Iyengar also shares the perspective of some police officers: “This is the first time that the President or the administration are really focused on eradicating illegal drugs. The support of the President makes it very encouraging for the law enforcer.”
Beyond the 1,506 individuals who died in police operations, Iyengar added nearly 700,000 people with drug-related offenses have surrendered out of fear.
The tone of Iyengar’s story on TIME Magazine is similar to front page stories that the New York Times ran in August.
Featured in the first New York Times story was photo of a woman cradling the body of her partner Michael Siaron, a 29-year-old pedicab driver whose death at the hands of unidentified gunmen gained wide attention.

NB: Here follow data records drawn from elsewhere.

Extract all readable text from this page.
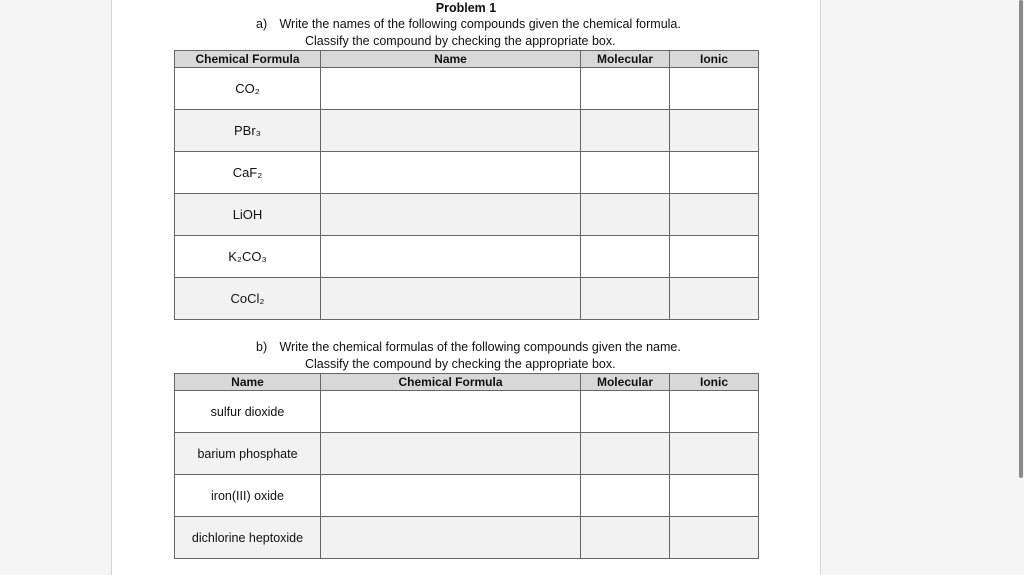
Problem 1
a) Write the names of the following compounds given the chemical formula.
Classify the compound by checking the appropriate box.
Chemical Formula	Name	Molecular	Ionic
CO₂			
PBr₃			
CaF₂			
LiOH			
K₂CO₃			
CoCl₂			
b) Write the chemical formulas of the following compounds given the name.
Classify the compound by checking the appropriate box.
Name	Chemical Formula	Molecular	Ionic
sulfur dioxide			
barium phosphate			
iron(III) oxide			
dichlorine heptoxide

Another story, published in New York Times-Asia two weeks after the first, focused on the death Renato Bertes and his son JP, who were reportedly tortured in a Pasay City jail.
The TIME material in its Sept. 26 issue described Castro, a poor father of four, as neither drug lord nor pusher who never bought shabu when he received an anonymous text message for him to leave his house and go to a corner of the major thoroughfare which snakes up north.
TIME said, “Just hours earlier, the new Philippine President, 71-year-old Rodrigo Duterte, had given his first State of the Nation Address, in which he vowed to destroy the country’s illegal drug trade by any means necessary.”
It added, still quoting Duterte, “We will not stop until the last drug lord…and the last pusher have surrendered or are put either behind bars or below the ground, if they so wish.”
Castro’s wife Merlyn was herself quoted by TIME, “he [her husband] always had a hard time saying no to his friends”–a reference to his doing errands for his friends who were apparently into illegal drugs.
The TIME Magazine said: “So it was. A single bullet to the back of his head that night made Castro one of the first of the 3,000-plus Filipinos killed so far in Duterte’s brutal war on drugs.
“According to figures provided to TIME by the Philippine national police, 1,506 people had been killed in police operations as of Sept. 14, just over two months since Duterte took office.
“The rest were likely killed by vigilantes who may have been inspired by Duterte’s words”•deaths the authorities say they are investigating.”
But TIME also quoted Kris Ablan, assistant secretary at the Presidential Communications Office, as saying “We shouldn’t jump the gun and say that they’re automatically extrajudicial killings, such that extrajudicial means it has the badge of the government.”
Then TIME added: “Nobody can claim to be surprised. The carnage is exactly what Duterte promised [during the election campaign]. ‘All of you who are into drugs, you sons of bitches, I will really kill you.’”
While Duterte was – President-elect, he offered medals and cash rewards for citizens who shot dealers dead.
“Do your duty, and if in the process you kill 1,000 persons because you were doing your duty, I will protect you,” he told police officers on July 1, the day after his inauguration following his landslide victory in the May 9 general elections.
“If you know of any addicts, go ahead and kill them yourself as getting their parents to do it would be too painful,” TIME quoted him as saying to another crowd that day.
Duterte was also quoted by TIME as saying “This fight against drugs will continue to the last day of my term [on June 30, 2022].”